Southern California Edison took out full-page ads in local newspapers warning customers that shutting down the San Onofre Nuclear Generating Station may result in “significant” costs that the plant’s designers and insurers won’t pay for. Whether ratepayers are on the hook for those costs is a decision for state regulators. And last week Edison made that argument in hearings.
The ad, which appeared in the OC Register and the LA Times, emphasized the way Edison operates in California. It explained how regulations set rates, allows utilities to recoup actual costs, and limits profit to that which comes from invested capital.

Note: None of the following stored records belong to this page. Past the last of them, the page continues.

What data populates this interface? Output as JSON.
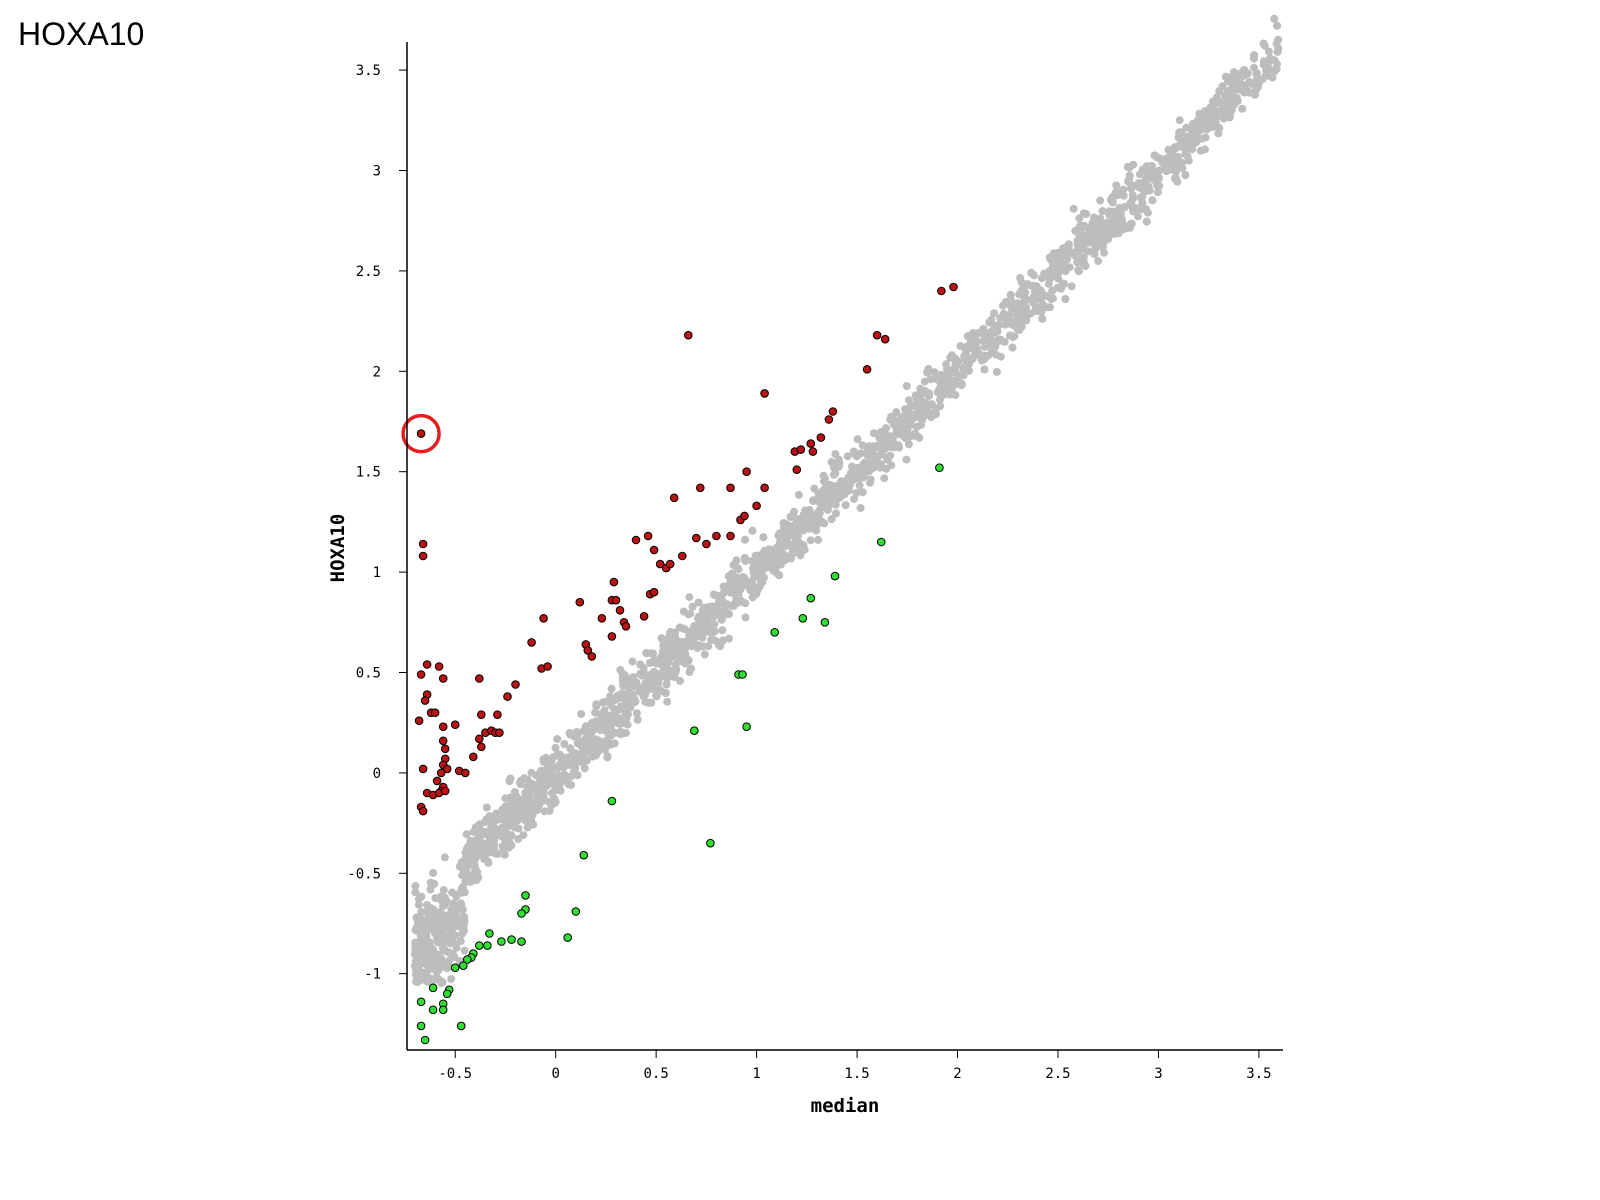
{
  "corner_label": "HOXA10",
  "chart_data": {
    "type": "scatter",
    "xlabel": "median",
    "ylabel": "HOXA10",
    "xlim": [
      -0.74,
      3.62
    ],
    "ylim": [
      -1.38,
      3.64
    ],
    "x_ticks": [
      -0.5,
      0,
      0.5,
      1,
      1.5,
      2,
      2.5,
      3,
      3.5
    ],
    "x_tick_labels": [
      "-0.5",
      "0",
      "0.5",
      "1",
      "1.5",
      "2",
      "2.5",
      "3",
      "3.5"
    ],
    "y_ticks": [
      -1,
      -0.5,
      0,
      0.5,
      1,
      1.5,
      2,
      2.5,
      3,
      3.5
    ],
    "y_tick_labels": [
      "-1",
      "-0.5",
      "0",
      "0.5",
      "1",
      "1.5",
      "2",
      "2.5",
      "3",
      "3.5"
    ],
    "grid": false,
    "colors": {
      "background_points": "#bdbdbd",
      "up": "#b81414",
      "down": "#33dd33",
      "highlight_ring": "#e02020",
      "axis": "#000000"
    },
    "series": [
      {
        "values": [],
        "color": "#bdbdbd",
        "note_trend": "dense gray cloud along diagonal y≈x from (-0.7,-0.95) to (3.6,3.6)"
      },
      {
        "color": "#b81414",
        "points": [
          [
            -0.67,
            1.69
          ],
          [
            -0.66,
            1.14
          ],
          [
            -0.66,
            1.08
          ],
          [
            -0.64,
            0.54
          ],
          [
            -0.58,
            0.53
          ],
          [
            -0.67,
            0.49
          ],
          [
            -0.56,
            0.47
          ],
          [
            -0.64,
            0.39
          ],
          [
            -0.65,
            0.36
          ],
          [
            -0.62,
            0.3
          ],
          [
            -0.6,
            0.3
          ],
          [
            -0.68,
            0.26
          ],
          [
            -0.56,
            0.23
          ],
          [
            -0.5,
            0.24
          ],
          [
            -0.56,
            0.16
          ],
          [
            -0.55,
            0.12
          ],
          [
            -0.55,
            0.07
          ],
          [
            -0.56,
            0.04
          ],
          [
            -0.54,
            0.02
          ],
          [
            -0.57,
            0.0
          ],
          [
            -0.66,
            0.02
          ],
          [
            -0.59,
            -0.04
          ],
          [
            -0.56,
            -0.07
          ],
          [
            -0.57,
            -0.09
          ],
          [
            -0.64,
            -0.1
          ],
          [
            -0.61,
            -0.11
          ],
          [
            -0.58,
            -0.1
          ],
          [
            -0.55,
            -0.09
          ],
          [
            -0.67,
            -0.17
          ],
          [
            -0.66,
            -0.19
          ],
          [
            -0.48,
            0.01
          ],
          [
            -0.45,
            0.0
          ],
          [
            -0.38,
            0.47
          ],
          [
            -0.37,
            0.29
          ],
          [
            -0.38,
            0.17
          ],
          [
            -0.35,
            0.2
          ],
          [
            -0.32,
            0.21
          ],
          [
            -0.3,
            0.2
          ],
          [
            -0.28,
            0.2
          ],
          [
            -0.29,
            0.29
          ],
          [
            -0.37,
            0.13
          ],
          [
            -0.41,
            0.08
          ],
          [
            -0.24,
            0.38
          ],
          [
            -0.2,
            0.44
          ],
          [
            -0.12,
            0.65
          ],
          [
            -0.07,
            0.52
          ],
          [
            -0.04,
            0.53
          ],
          [
            -0.06,
            0.77
          ],
          [
            0.12,
            0.85
          ],
          [
            0.15,
            0.64
          ],
          [
            0.16,
            0.61
          ],
          [
            0.18,
            0.58
          ],
          [
            0.23,
            0.77
          ],
          [
            0.28,
            0.68
          ],
          [
            0.28,
            0.86
          ],
          [
            0.3,
            0.86
          ],
          [
            0.29,
            0.95
          ],
          [
            0.32,
            0.81
          ],
          [
            0.34,
            0.75
          ],
          [
            0.35,
            0.73
          ],
          [
            0.4,
            1.16
          ],
          [
            0.44,
            0.78
          ],
          [
            0.47,
            0.89
          ],
          [
            0.49,
            0.9
          ],
          [
            0.46,
            1.18
          ],
          [
            0.49,
            1.11
          ],
          [
            0.52,
            1.04
          ],
          [
            0.55,
            1.02
          ],
          [
            0.57,
            1.04
          ],
          [
            0.59,
            1.37
          ],
          [
            0.63,
            1.08
          ],
          [
            0.66,
            2.18
          ],
          [
            0.7,
            1.17
          ],
          [
            0.72,
            1.42
          ],
          [
            0.75,
            1.14
          ],
          [
            0.8,
            1.18
          ],
          [
            0.87,
            1.42
          ],
          [
            0.87,
            1.18
          ],
          [
            0.92,
            1.26
          ],
          [
            0.94,
            1.28
          ],
          [
            0.95,
            1.5
          ],
          [
            1.0,
            1.33
          ],
          [
            1.04,
            1.89
          ],
          [
            1.04,
            1.42
          ],
          [
            1.19,
            1.6
          ],
          [
            1.22,
            1.61
          ],
          [
            1.2,
            1.51
          ],
          [
            1.27,
            1.64
          ],
          [
            1.28,
            1.6
          ],
          [
            1.32,
            1.67
          ],
          [
            1.36,
            1.76
          ],
          [
            1.38,
            1.8
          ],
          [
            1.55,
            2.01
          ],
          [
            1.6,
            2.18
          ],
          [
            1.64,
            2.16
          ],
          [
            1.92,
            2.4
          ],
          [
            1.98,
            2.42
          ]
        ]
      },
      {
        "color": "#33dd33",
        "points": [
          [
            1.91,
            1.52
          ],
          [
            1.62,
            1.15
          ],
          [
            1.39,
            0.98
          ],
          [
            1.27,
            0.87
          ],
          [
            1.23,
            0.77
          ],
          [
            1.34,
            0.75
          ],
          [
            1.09,
            0.7
          ],
          [
            0.91,
            0.49
          ],
          [
            0.93,
            0.49
          ],
          [
            0.95,
            0.23
          ],
          [
            0.69,
            0.21
          ],
          [
            0.28,
            -0.14
          ],
          [
            0.77,
            -0.35
          ],
          [
            0.14,
            -0.41
          ],
          [
            0.1,
            -0.69
          ],
          [
            0.06,
            -0.82
          ],
          [
            -0.15,
            -0.61
          ],
          [
            -0.15,
            -0.68
          ],
          [
            -0.17,
            -0.7
          ],
          [
            -0.17,
            -0.84
          ],
          [
            -0.22,
            -0.83
          ],
          [
            -0.27,
            -0.84
          ],
          [
            -0.33,
            -0.8
          ],
          [
            -0.34,
            -0.86
          ],
          [
            -0.38,
            -0.86
          ],
          [
            -0.41,
            -0.9
          ],
          [
            -0.42,
            -0.92
          ],
          [
            -0.44,
            -0.93
          ],
          [
            -0.46,
            -0.96
          ],
          [
            -0.5,
            -0.97
          ],
          [
            -0.53,
            -1.08
          ],
          [
            -0.54,
            -1.1
          ],
          [
            -0.56,
            -1.15
          ],
          [
            -0.56,
            -1.18
          ],
          [
            -0.61,
            -1.18
          ],
          [
            -0.61,
            -1.07
          ],
          [
            -0.67,
            -1.14
          ],
          [
            -0.67,
            -1.26
          ],
          [
            -0.65,
            -1.33
          ],
          [
            -0.47,
            -1.26
          ]
        ]
      }
    ]
  }
}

“We thought it was important to make sure our customers know about how the utility business works, and why there is such a thing as ‘cost recovery,’” Southern California Edison President Ron Litzinger said, “so that context can be considered as we go through San Onofre-related regulatory proceedings.”

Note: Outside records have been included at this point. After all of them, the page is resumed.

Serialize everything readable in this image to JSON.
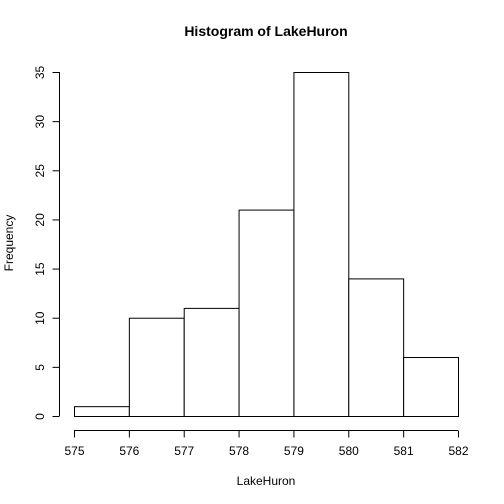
{
  "chart_data": {
    "type": "bar",
    "title": "Histogram of LakeHuron",
    "xlabel": "LakeHuron",
    "ylabel": "Frequency",
    "bin_edges": [
      575,
      576,
      577,
      578,
      579,
      580,
      581,
      582
    ],
    "values": [
      1,
      10,
      11,
      21,
      35,
      14,
      6
    ],
    "xlim": [
      575,
      582
    ],
    "ylim": [
      0,
      35
    ],
    "x_ticks": [
      "575",
      "576",
      "577",
      "578",
      "579",
      "580",
      "581",
      "582"
    ],
    "y_ticks": [
      "0",
      "5",
      "10",
      "15",
      "20",
      "25",
      "30",
      "35"
    ],
    "grid": false,
    "legend": "none",
    "colors": {
      "bar_fill": "#ffffff",
      "bar_stroke": "#000000"
    }
  }
}
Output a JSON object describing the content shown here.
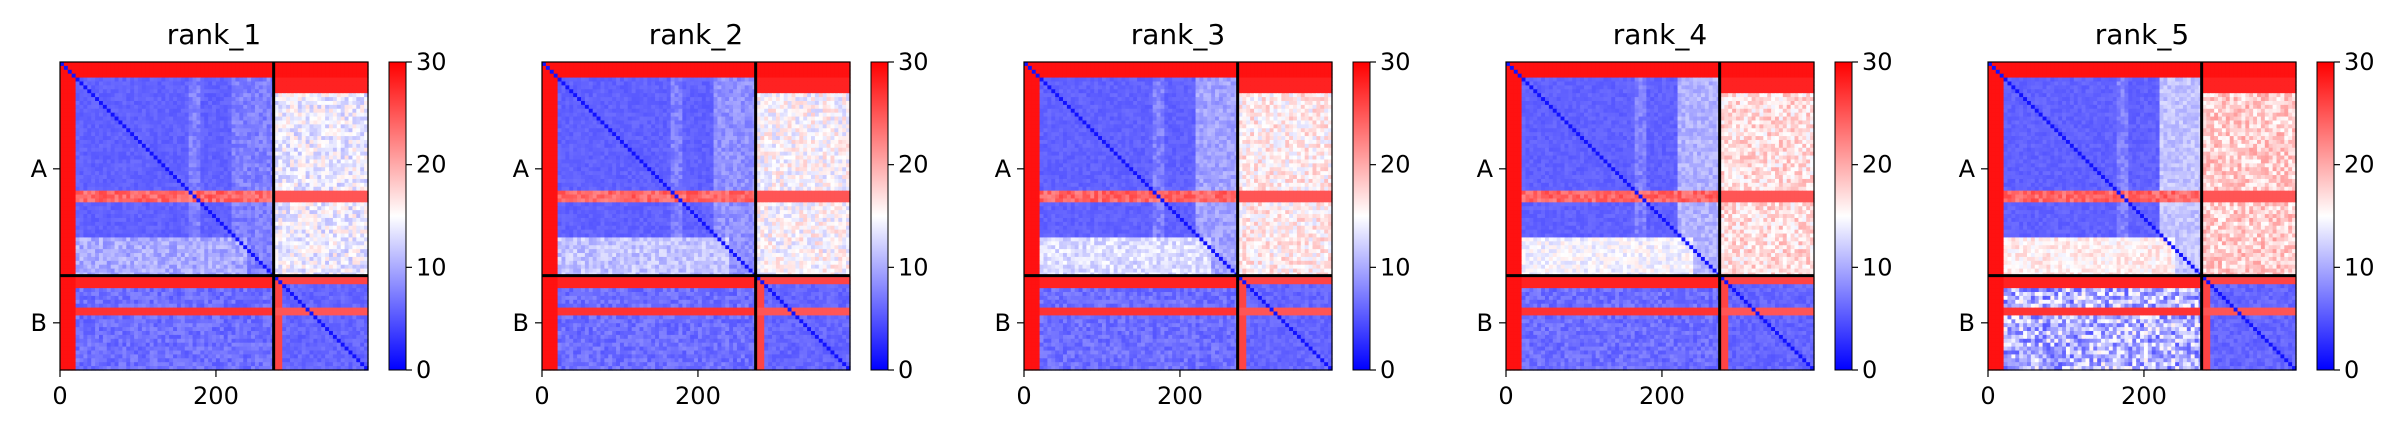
{
  "chart_data": {
    "type": "heatmap",
    "colormap": {
      "name": "bwr",
      "low": "#0000ff",
      "mid": "#ffffff",
      "high": "#ff0000"
    },
    "value_range": [
      0,
      30
    ],
    "chain_labels": [
      "A",
      "B"
    ],
    "chain_break": 274,
    "length": 395,
    "x_ticks": [
      "0",
      "200"
    ],
    "x_tick_values": [
      0,
      200
    ],
    "colorbar_ticks": [
      "0",
      "10",
      "20",
      "30"
    ],
    "colorbar_tick_values": [
      0,
      10,
      20,
      30
    ],
    "panels": [
      {
        "title": "rank_1",
        "variant": 0
      },
      {
        "title": "rank_2",
        "variant": 1
      },
      {
        "title": "rank_3",
        "variant": 2
      },
      {
        "title": "rank_4",
        "variant": 3
      },
      {
        "title": "rank_5",
        "variant": 4
      }
    ]
  }
}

On a conference call earlier this summer, Edison's CEO, Ted Craver, outlined three categories of costs associated with San Onofre:
- Replacing the power that nuclear energy would have provided;
- Operations and maintenance for the plant; and
- The investment in the plant to date.
As for who might pay, Craver named Mitsubishi (the company that designed the steam tube system at the heart of the plant's problems), Edison's insurers, shareholders of publicly-traded Edison International stock, and, of course, ratepayers.
According to records released so far, Edison hasn't told regulators how much it wants to charge ratepayers. But the new open letter offers hints:
"Everyone shares the benefits and the costs. These private investment and cost recovery principles have worked for decades, providing customers safe, reliable and affordable power. SCE’s position is that the costs associated with the shutdown of SONGS that are not recovered from Mitsubishi or through insurance should be borne fairly in accordance with these principles."

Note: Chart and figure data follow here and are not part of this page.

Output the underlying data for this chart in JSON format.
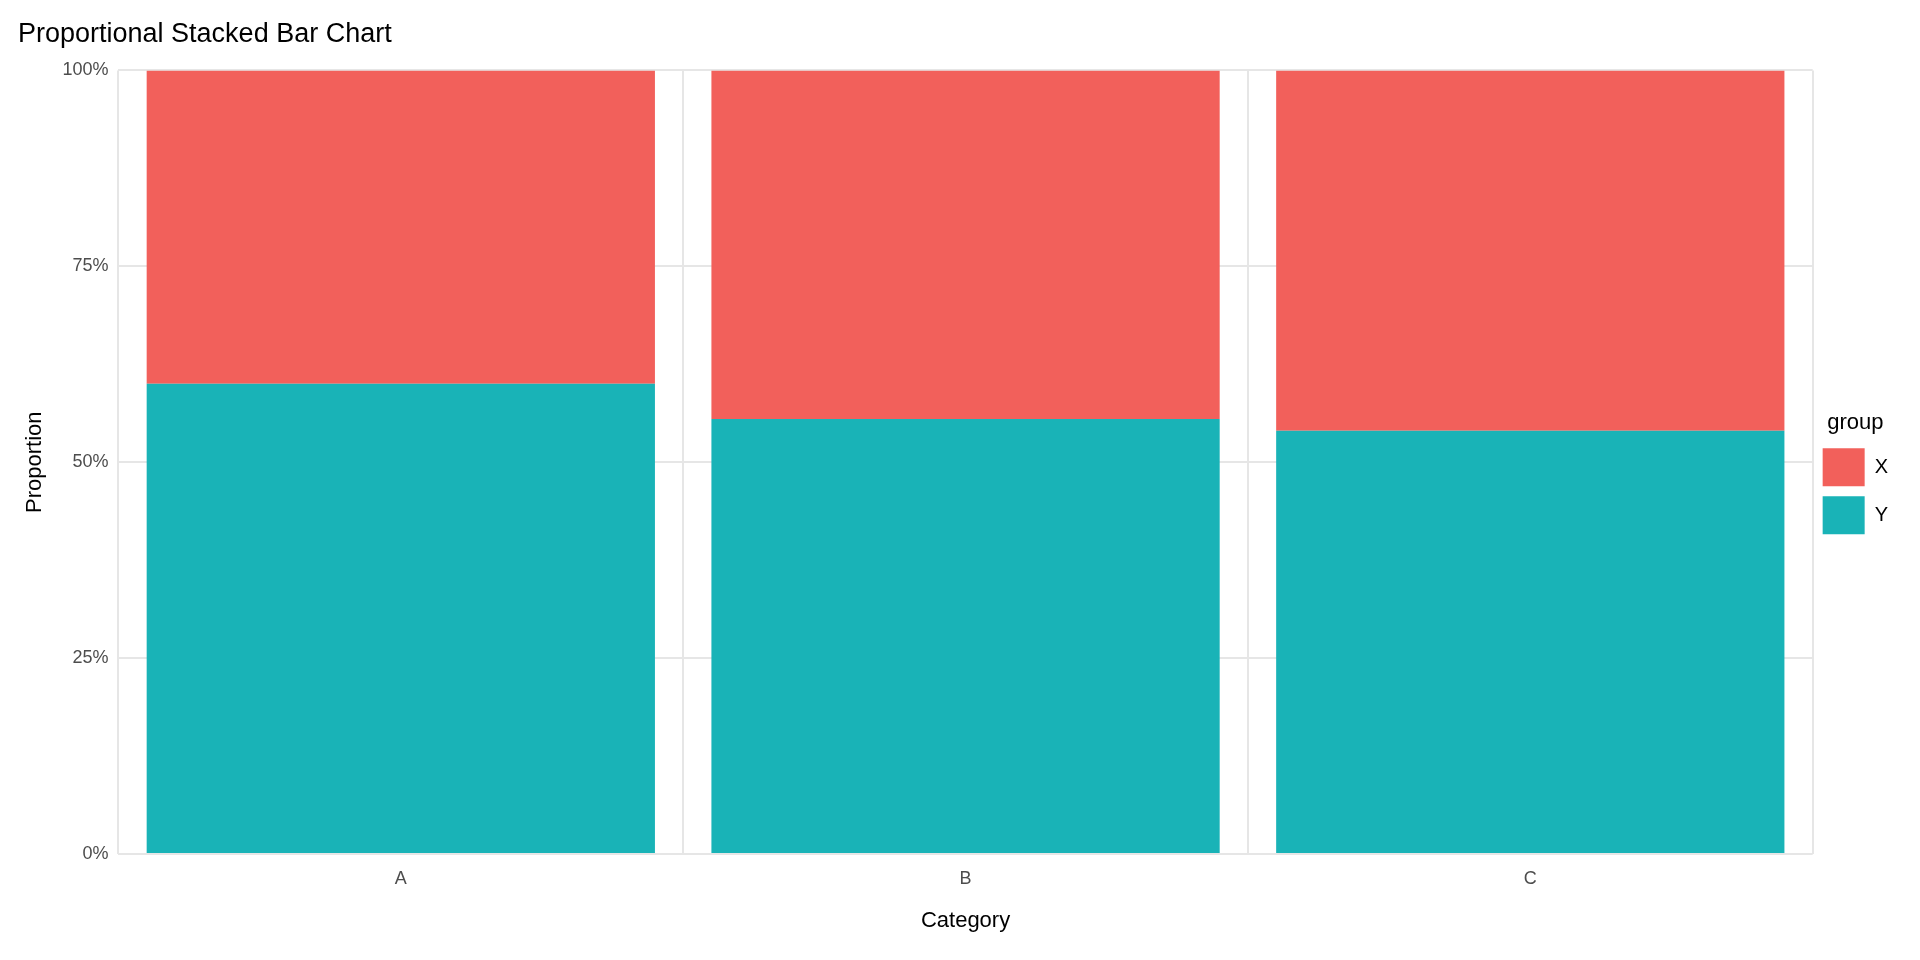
{
  "chart_data": {
    "type": "bar",
    "title": "Proportional Stacked Bar Chart",
    "xlabel": "Category",
    "ylabel": "Proportion",
    "legend_title": "group",
    "categories": [
      "A",
      "B",
      "C"
    ],
    "series": [
      {
        "name": "Y",
        "color": "#19b3b7",
        "values": [
          60,
          55.5,
          54
        ]
      },
      {
        "name": "X",
        "color": "#f2605b",
        "values": [
          40,
          44.5,
          46
        ]
      }
    ],
    "stacked": true,
    "ylim": [
      0,
      100
    ],
    "yticks": [
      {
        "value": 0,
        "label": "0%"
      },
      {
        "value": 25,
        "label": "25%"
      },
      {
        "value": 50,
        "label": "50%"
      },
      {
        "value": 75,
        "label": "75%"
      },
      {
        "value": 100,
        "label": "100%"
      }
    ],
    "grid": true,
    "legend": "right"
  }
}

You’re wondering what “fairly” is? Edison has argued to the CPUC that ratepayers, not shareholders, should help recoup the San Onofre investment – one of the three piles of costs discussed on that conference call. Edison points out in the open letter that “if a utility asset must be retired before the end of its expected life, the utility recovers from customers its reasonable investment costs.”
Regulators are likely to limit the responsibility of customers for the other two categories of costs associated with the plant. The CPUC's Division of Ratepayer Advocates argued last year that the public shouldn't be continuing to pay for San Onofre, since it was unlikely to return to operation.
While San Onofre was down, Edison (and San Diego Gas & Electric, a minority shareholder in the plant) charged ratepayers a total of $529 million for replacement power, and spent $813 million on operating the plant while it wasn't generating electricity. As of June, that's about $1.3 billion collected from the public that may be refunded, though in what fashion, and how soon, is not clear.
The CPUC has been investigating San Onofre since last winter. Even if a negotiated settlement is reached, San Onofre's burden on Southern California Edison customers may not be resolved anytime soon.